Mr. Finkbeiner says that many of his goals – a residential neighborhood downtown, a new baseball stadium, a vibrant waterfront, a downtown health club – are aimed at making Toledo more attractive to young people.

Mr. V’Soske, the chamber of commerce president, says that the mayor’s priorities are in the right place, because a thriving downtown is key to stemming the brain drain.

“Communities that have successful downtowns, with a mix of uses and lots of people, tend to be the ones that attract young people,” he says. “People just feel comfortable there. In the cities that attract these people, there’s just an ambiance downtown that makes you want to be there.”

But Mr. Root, the management consultant, says Toledo’s past could make it difficult to find new ways to attract young people. “Because of our industrial tradition, this is an area that tends to focus on tangibles, things that you touch,” he says. “But those things count for less and less as you move forward. It’s the human, intellectual capital that counts now.”

Mr. Finkbeiner says he would like to see the business community identify top area students, track them after graduation, offer them internships and jobs, and remind them of the good side of Toledo.

“Just that attempt could make a real difference,” the mayor says. “We need to try something.”

Mr.
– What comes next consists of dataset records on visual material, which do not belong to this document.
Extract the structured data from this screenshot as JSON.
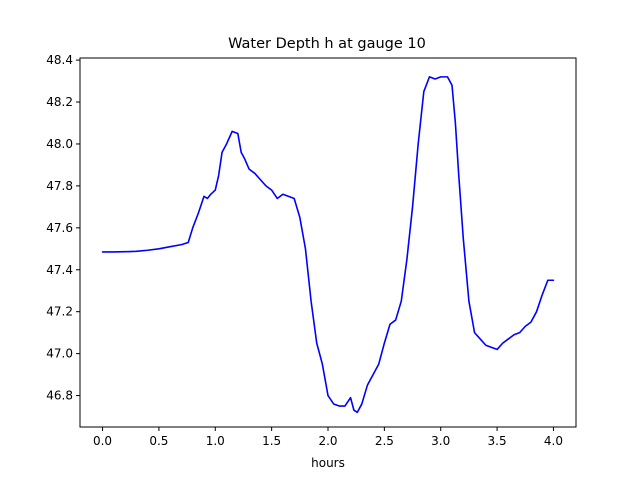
{
  "chart_data": {
    "type": "line",
    "title": "Water Depth h at gauge 10",
    "xlabel": "hours",
    "ylabel": "",
    "xlim": [
      -0.2,
      4.2
    ],
    "ylim": [
      46.65,
      48.41
    ],
    "grid": false,
    "x_ticks": [
      0.0,
      0.5,
      1.0,
      1.5,
      2.0,
      2.5,
      3.0,
      3.5,
      4.0
    ],
    "x_tick_labels": [
      "0.0",
      "0.5",
      "1.0",
      "1.5",
      "2.0",
      "2.5",
      "3.0",
      "3.5",
      "4.0"
    ],
    "y_ticks": [
      46.8,
      47.0,
      47.2,
      47.4,
      47.6,
      47.8,
      48.0,
      48.2,
      48.4
    ],
    "y_tick_labels": [
      "46.8",
      "47.0",
      "47.2",
      "47.4",
      "47.6",
      "47.8",
      "48.0",
      "48.2",
      "48.4"
    ],
    "series": [
      {
        "color": "#0000ff",
        "x": [
          0.0,
          0.1,
          0.2,
          0.3,
          0.4,
          0.5,
          0.6,
          0.7,
          0.76,
          0.8,
          0.85,
          0.9,
          0.93,
          0.96,
          1.0,
          1.03,
          1.06,
          1.1,
          1.15,
          1.2,
          1.23,
          1.26,
          1.3,
          1.35,
          1.4,
          1.45,
          1.5,
          1.55,
          1.6,
          1.65,
          1.7,
          1.75,
          1.8,
          1.85,
          1.9,
          1.95,
          2.0,
          2.05,
          2.1,
          2.15,
          2.2,
          2.23,
          2.26,
          2.3,
          2.35,
          2.4,
          2.45,
          2.5,
          2.55,
          2.6,
          2.65,
          2.7,
          2.75,
          2.8,
          2.85,
          2.9,
          2.95,
          3.0,
          3.03,
          3.06,
          3.1,
          3.13,
          3.16,
          3.2,
          3.25,
          3.3,
          3.35,
          3.4,
          3.45,
          3.5,
          3.55,
          3.6,
          3.65,
          3.7,
          3.75,
          3.8,
          3.85,
          3.9,
          3.95,
          4.0
        ],
        "y": [
          47.485,
          47.485,
          47.486,
          47.488,
          47.493,
          47.5,
          47.51,
          47.52,
          47.53,
          47.6,
          47.67,
          47.75,
          47.74,
          47.76,
          47.78,
          47.85,
          47.96,
          48.0,
          48.06,
          48.05,
          47.96,
          47.93,
          47.88,
          47.86,
          47.83,
          47.8,
          47.78,
          47.74,
          47.76,
          47.75,
          47.74,
          47.65,
          47.5,
          47.25,
          47.05,
          46.95,
          46.8,
          46.76,
          46.75,
          46.75,
          46.79,
          46.73,
          46.72,
          46.76,
          46.85,
          46.9,
          46.95,
          47.05,
          47.14,
          47.16,
          47.25,
          47.45,
          47.7,
          48.0,
          48.25,
          48.32,
          48.31,
          48.32,
          48.32,
          48.32,
          48.28,
          48.1,
          47.85,
          47.55,
          47.25,
          47.1,
          47.07,
          47.04,
          47.03,
          47.02,
          47.05,
          47.07,
          47.09,
          47.1,
          47.13,
          47.15,
          47.2,
          47.28,
          47.35,
          47.35
        ],
        "name": ""
      }
    ]
  }
}
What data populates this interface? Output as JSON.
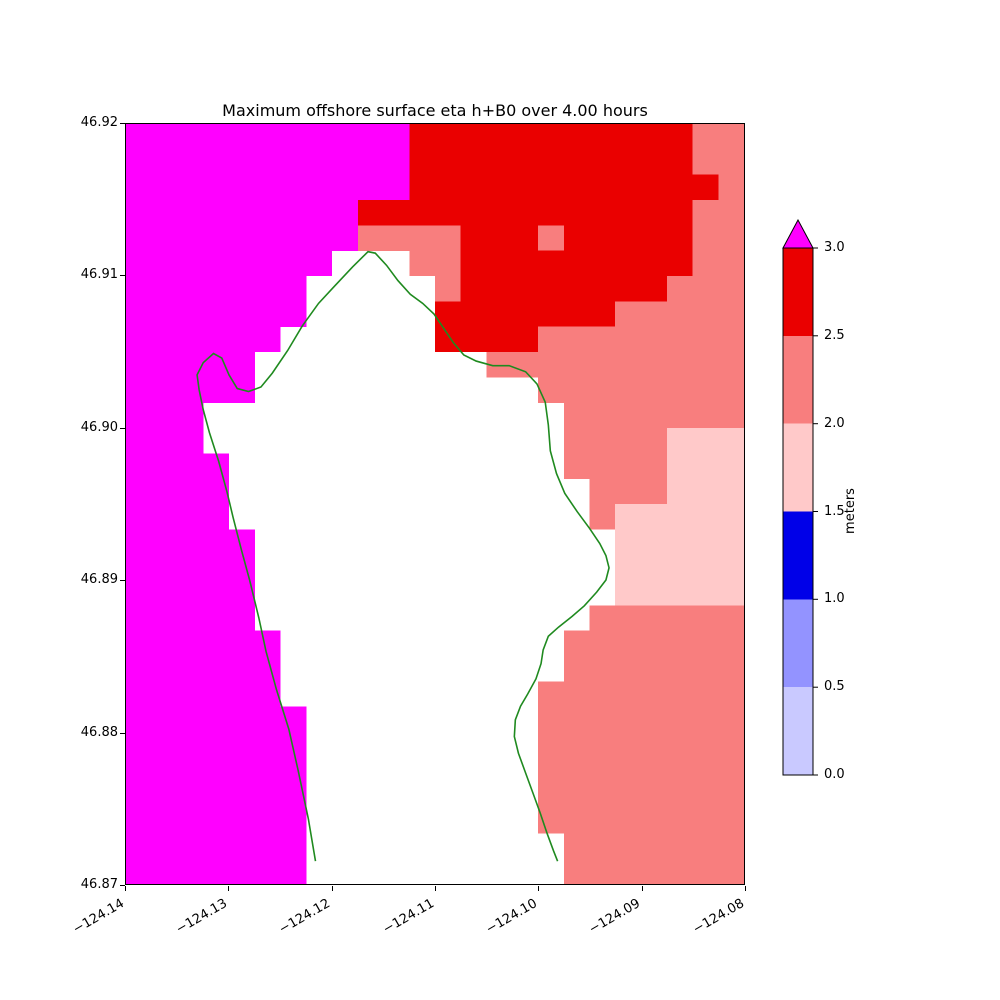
{
  "title": "Maximum offshore surface eta h+B0 over 4.00 hours",
  "chart_data": {
    "type": "heatmap",
    "title": "Maximum offshore surface eta h+B0 over 4.00 hours",
    "xlabel": "",
    "ylabel": "",
    "legend_position": "colorbar-right",
    "grid_lines": "off",
    "x_range": [
      -124.14,
      -124.08
    ],
    "y_range": [
      46.87,
      46.92
    ],
    "x_ticks": [
      "−124.14",
      "−124.13",
      "−124.12",
      "−124.11",
      "−124.10",
      "−124.09",
      "−124.08"
    ],
    "y_ticks": [
      "46.92",
      "46.91",
      "46.90",
      "46.89",
      "46.88",
      "46.87"
    ],
    "grid": {
      "ncols": 24,
      "nrows": 30,
      "note": "codes per cell, row 0 = north (46.92); '.'=white masked land cell",
      "legend": {
        "M": {
          "range": "> 3.0 m",
          "color": "#ff00ff"
        },
        "R": {
          "range": "2.5–3.0 m",
          "color": "#ea0000"
        },
        "S": {
          "range": "2.0–2.5 m",
          "color": "#f87e7e"
        },
        "P": {
          "range": "1.5–2.0 m",
          "color": "#ffc9c9"
        }
      },
      "cell_codes": [
        "MMMMMMMMMMMRRRRRRRRRRRSS",
        "MMMMMMMMMMMRRRRRRRRRRRSS",
        "MMMMMMMMMMMRRRRRRRRRRRRS",
        "MMMMMMMMMRRRRRRRRRRRRRSS",
        "MMMMMMMMMSSSSRRRSRRRRRSS",
        "MMMMMMMM...SSRRRRRRRRRSS",
        "MMMMMMM.....SRRRRRRRRSSS",
        "MMMMMMM.....RRRRRRRSSSSS",
        "MMMMMM......RRRRSSSSSSSS",
        "MMMMM.........SSSSSSSSSS",
        "MMMMM...........SSSSSSSS",
        "MMM..............SSSSSSS",
        "MMM..............SSSSPPP",
        "MMMM.............SSSSPPP",
        "MMMM..............SSSPPP",
        "MMMM..............SPPPPP",
        "MMMMM..............PPPPP",
        "MMMMM..............PPPPP",
        "MMMMM..............PPPPP",
        "MMMMM.............SSSSSS",
        "MMMMMM...........SSSSSSS",
        "MMMMMM...........SSSSSSS",
        "MMMMMM..........SSSSSSSS",
        "MMMMMMM.........SSSSSSSS",
        "MMMMMMM.........SSSSSSSS",
        "MMMMMMM.........SSSSSSSS",
        "MMMMMMM.........SSSSSSSS",
        "MMMMMMM.........SSSSSSSS",
        "MMMMMMM..........SSSSSSS",
        "MMMMMMM..........SSSSSSS"
      ]
    },
    "coastline": {
      "color": "#1f8a1f",
      "points": [
        [
          -124.1216,
          46.8715
        ],
        [
          -124.1223,
          46.8743
        ],
        [
          -124.1233,
          46.8775
        ],
        [
          -124.1242,
          46.8802
        ],
        [
          -124.1254,
          46.8828
        ],
        [
          -124.1264,
          46.8853
        ],
        [
          -124.1271,
          46.8875
        ],
        [
          -124.128,
          46.89
        ],
        [
          -124.1288,
          46.892
        ],
        [
          -124.1296,
          46.8941
        ],
        [
          -124.1302,
          46.8958
        ],
        [
          -124.131,
          46.8978
        ],
        [
          -124.1319,
          46.8997
        ],
        [
          -124.1325,
          46.9012
        ],
        [
          -124.1329,
          46.9025
        ],
        [
          -124.1331,
          46.9035
        ],
        [
          -124.1325,
          46.9043
        ],
        [
          -124.1315,
          46.9049
        ],
        [
          -124.1307,
          46.9046
        ],
        [
          -124.13,
          46.9035
        ],
        [
          -124.1292,
          46.9026
        ],
        [
          -124.1281,
          46.9024
        ],
        [
          -124.1269,
          46.9027
        ],
        [
          -124.1258,
          46.9036
        ],
        [
          -124.1243,
          46.9051
        ],
        [
          -124.1229,
          46.9067
        ],
        [
          -124.1213,
          46.9082
        ],
        [
          -124.1198,
          46.9093
        ],
        [
          -124.118,
          46.9106
        ],
        [
          -124.1165,
          46.9116
        ],
        [
          -124.1158,
          46.9115
        ],
        [
          -124.1147,
          46.9107
        ],
        [
          -124.1136,
          46.9097
        ],
        [
          -124.1124,
          46.9088
        ],
        [
          -124.1112,
          46.9082
        ],
        [
          -124.1101,
          46.9075
        ],
        [
          -124.1091,
          46.9065
        ],
        [
          -124.1082,
          46.9056
        ],
        [
          -124.1072,
          46.9048
        ],
        [
          -124.106,
          46.9044
        ],
        [
          -124.1044,
          46.9041
        ],
        [
          -124.1028,
          46.9041
        ],
        [
          -124.1012,
          46.9037
        ],
        [
          -124.1001,
          46.9029
        ],
        [
          -124.0993,
          46.9017
        ],
        [
          -124.099,
          46.9002
        ],
        [
          -124.0988,
          46.8985
        ],
        [
          -124.0982,
          46.897
        ],
        [
          -124.0974,
          46.8957
        ],
        [
          -124.0962,
          46.8945
        ],
        [
          -124.095,
          46.8934
        ],
        [
          -124.094,
          46.8924
        ],
        [
          -124.0934,
          46.8916
        ],
        [
          -124.0931,
          46.8908
        ],
        [
          -124.0934,
          46.89
        ],
        [
          -124.0943,
          46.8892
        ],
        [
          -124.0955,
          46.8883
        ],
        [
          -124.0967,
          46.8876
        ],
        [
          -124.098,
          46.8869
        ],
        [
          -124.099,
          46.8863
        ],
        [
          -124.0995,
          46.8854
        ],
        [
          -124.0997,
          46.8845
        ],
        [
          -124.1002,
          46.8835
        ],
        [
          -124.101,
          46.8825
        ],
        [
          -124.1017,
          46.8817
        ],
        [
          -124.1022,
          46.8808
        ],
        [
          -124.1023,
          46.8797
        ],
        [
          -124.1019,
          46.8786
        ],
        [
          -124.1012,
          46.8773
        ],
        [
          -124.1005,
          46.876
        ],
        [
          -124.0998,
          46.8747
        ],
        [
          -124.0991,
          46.8733
        ],
        [
          -124.0985,
          46.8722
        ],
        [
          -124.0981,
          46.8715
        ]
      ]
    },
    "colorbar": {
      "label": "meters",
      "ticks": [
        "3.0",
        "2.5",
        "2.0",
        "1.5",
        "1.0",
        "0.5",
        "0.0"
      ],
      "segments_bottom_to_top": [
        {
          "range": "0.0–0.5",
          "color": "#c9c9ff"
        },
        {
          "range": "0.5–1.0",
          "color": "#9393ff"
        },
        {
          "range": "1.0–1.5",
          "color": "#0000e8"
        },
        {
          "range": "1.5–2.0",
          "color": "#ffc9c9"
        },
        {
          "range": "2.0–2.5",
          "color": "#f87e7e"
        },
        {
          "range": "2.5–3.0",
          "color": "#ea0000"
        }
      ],
      "over_color": "#ff00ff"
    }
  }
}
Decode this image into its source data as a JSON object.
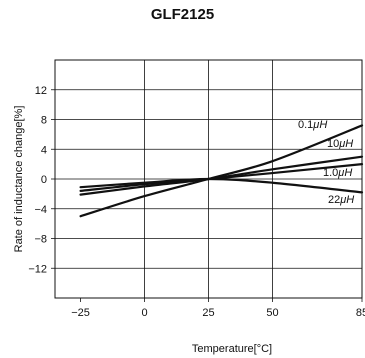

V’Soske says the chamber of commerce recently formed a workforce development committee to, in part, find ideas on how to keep top students in town. “By the end of the year,” he says, “we should have an idea what direction we want to move in.

“The issue for business,” he adds, “is finding the right person for the right job. If the person fits and meets the needs of the business, then that’s the point.”

Offering no specifics on how to keep young people in Toledo, Mr. V’Soske says he doesn’t know how much it will cost to mount an effective campaign. He says he doesn’t know about specific programs in other communities nor how much they have spent on the problem.

Dr. Ronni Chen, the eye surgeon, thinks a little recruitment could go a long way. She says that had she been recruited by Toledo leaders, she might have considered moving back home. Other young people, she says, might feel likewise if Toledo made the effort. “I think it would make you feel more connected, like, ‘Gee, there is a place for me there.'”

Blade Staff Writer Jeffrey Cohan contributed to this report.